Разговоры же за танцами были отнюдь не светскими. Мне запомнилось, как поэтесса отозвалась о пермских слушателях:

– Мне очень радостно, что пермские слушатели просят поэта прочитать не стихи вообще, а называют те, которые им нравятся. Хороший у вас народ, читающий, любящий поэзию…

Вспоминаю слова Юлии Владимировны и думаю: вряд ли они прозвучали бы сейчас. Ни в школах, ни в вузах, ни, тем более, в трудовых коллективах теперь стихи почти не читают. Обидно не из-за невозможности возврата поэтического бума, а за наше прогрессирующее духовное обнищание. Не предвидение ли подобного, не боль ли за поругание народных святынь и побед, добытых кровью на фронтах Великой Отечественной, и заставили Юлию Друнину так нелепо уйти из жизни – забравшись в свой гараж, загерметизировав ворота и включив движок “жигуля”? Кто осудит фронтовичку, убитую “перестроечными” плевками мирной жизни? Да и не умерла она.

Во время Дней пермский художник Евгений Широков написал портрет поэтессы, а ее пронзительная лирика и песни и сейчас близки каждому. Ну чье сердце не защемит от лирически-мужественных слов:

Над курганом
ураганом
Все сметая,
война пронеслась?..
Работа писателей на встречах с читателями далека от лекторской, каждое выступление – импровизация. Но после “серьезных” бесед, которые вели Лев Давыдычев, Вадим Кожевников, Авенир Крашенинников, Петр Проскурин и другие, финал требовал разрядки. Тут в бой вступала артиллерия юмористов. Диомид Костюрин, Аркадий Арканов…
На встрече с ребятишками мрачный Арканов предложил им спеть единственную веселую песню, написанную им,- про оранжевое солнце и оранжевого верблюда. Звучало в общем исполнении просто здорово.
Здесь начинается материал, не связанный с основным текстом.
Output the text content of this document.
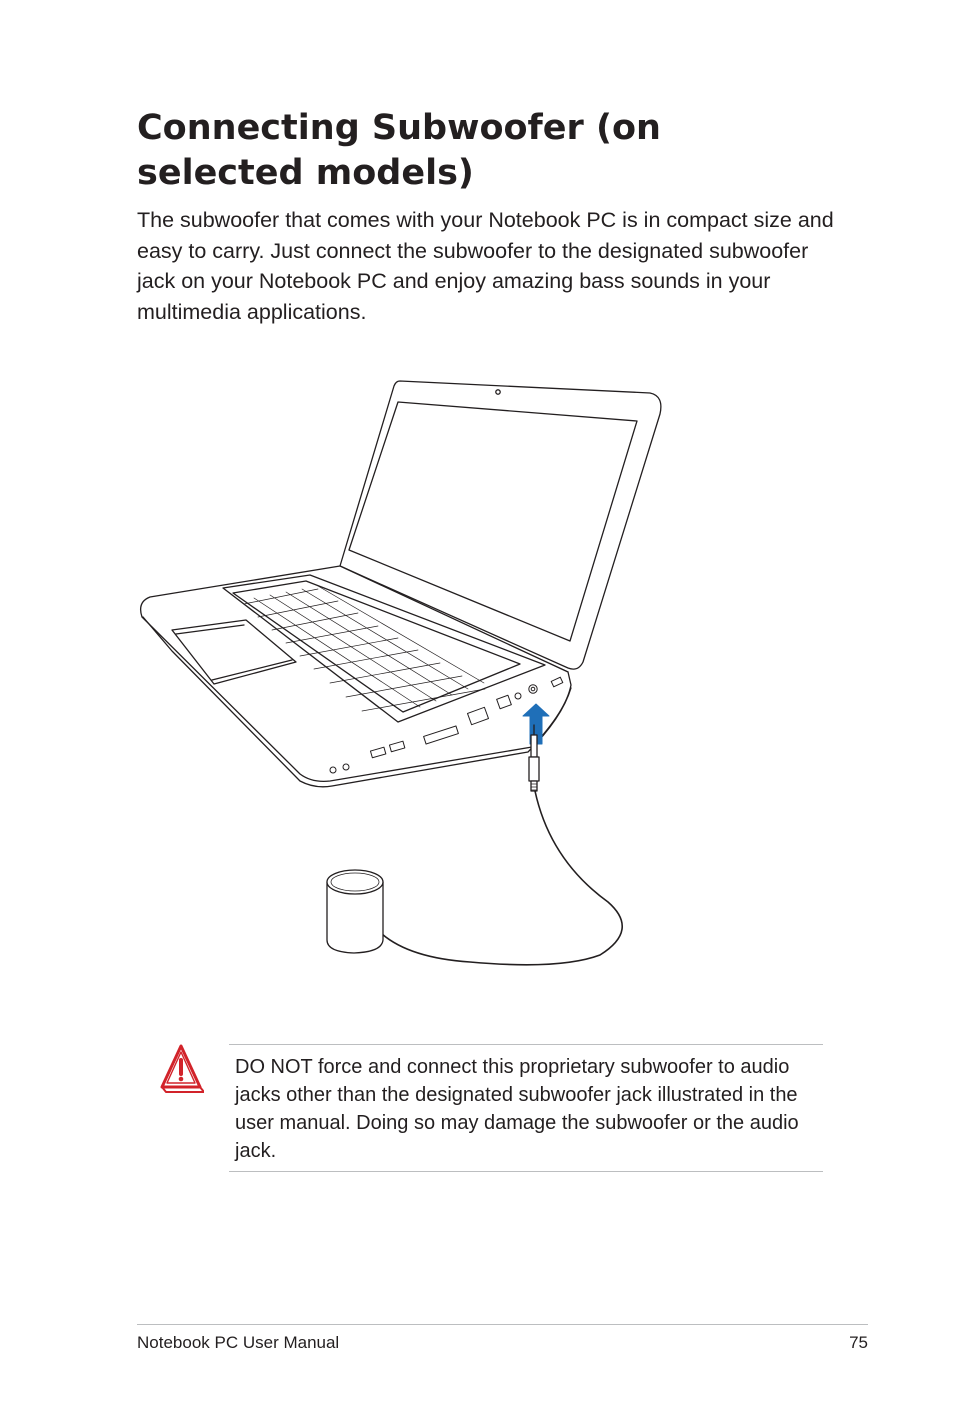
Connecting Subwoofer (on selected models)

The subwoofer that comes with your Notebook PC is in compact size and easy to carry. Just connect the subwoofer to the designated subwoofer jack on your Notebook PC and enjoy amazing bass sounds in your multimedia applications.

DO NOT force and connect this proprietary subwoofer to audio jacks other than the designated subwoofer jack illustrated in the user manual. Doing so may damage the subwoofer or the audio jack.

Notebook PC User Manual	75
“Перлы” Аркадий Михайлович “выдавал” блестящие, и рождались они из обыденности. Вот пример. В один из завершающих дней литературного праздника мы четверо, после встречи с работниками фабрики Гознака в Краснокамске, спешили в Пермь, на телестудию. В “Волге” – старейший поэт России, знакомец Есенина Александр Филатов, ответсек Пермской писательской организации Олег Селянкин, Арканов и я – тогда самый молодой член СП. Впереди нас “ведет” мотоцикл ГАИ – и постоянно глохнет. А без него нас не пустят на ремонтирующийся автомобильный мост через Каму. Вот мотоцикл в очередной раз чихает и останавливается, мы едва в него не врезаемся. Арканов на мотив известного романса мрачно заводит: “ГАИ, ГАИ, моя звезда…”

Хохочем. Нервное напряжение спадает. А лицо сатирика остается каменно-серьезным.

Мелочи, мелочи, мелочи… Через годы начинаю понимать, что они-то и создают тот микроклимат, ту роскошь человеческого общения, без которой жить никак не можно. Горько констатирую: да, я тоскую по прошлому, потому что в нем настоящего поболе, чем в настоящем.